Search MEDLINE/PubMed


  • Title: Clinical analysis, repair and aetiology of question mark ear.
    Author: Pan B, Jiang H, Zhao Y, Lin L, Guo D, Zhuang H.
    Journal: J Plast Reconstr Aesthet Surg; 2010 Jan; 63(1):28-35. PubMed ID: 19041289.
    Abstract:
    UNLABELLED: The question mark ear is a malformation involving a cleft between the helix and the earlobe. The upper portion of the ear appears protruding and the scapha is absent from the affected region. The severity of this ear malformation varies from a small notch in the helix to complete separation of the helix and the lobe. In this article, we classify the question mark ear according to the severity of the malformation and propose two different methods of correction.

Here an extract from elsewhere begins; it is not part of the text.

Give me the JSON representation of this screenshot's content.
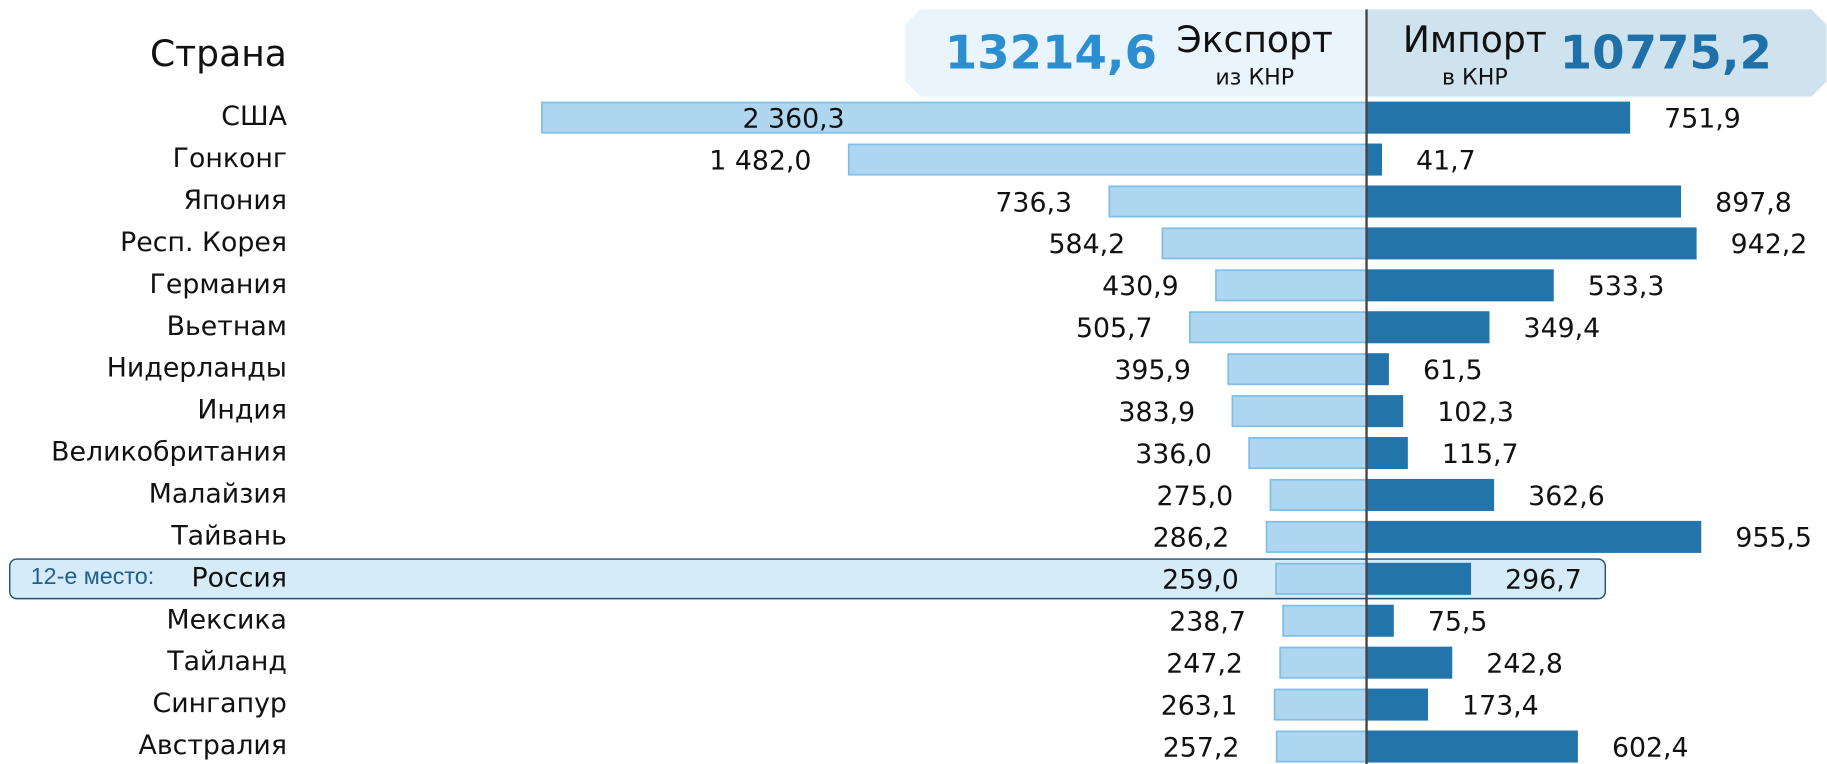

In addition, we review the aetiology of the question mark ear and hope this can enhance the understanding of the pathology. METHODS: In the repair of moderate question mark ears, the local chondrocutaneous flap is used. In severe cases, tissue expander and autogenous rib cartilage are applied to reconstruct the deficiency of the lower part of the ear. RESULTS: There were 32 cases of question mark ears from July 2003 to December 2007. Thirty cases were sporadic and two cases had familial history. Twenty-two moderate question mark ears were repaired using chondrocutaneous flap transposition and ten severe question mark ears were repaired using tissue expander and autogenous cartilage. CONCLUSIONS: In moderate question mark ears, the corrected auricle showed a shape similar to that of the unaffected auricle, but the size was a little smaller. Most of the reconstructed severe question mark ears showed excellent contour.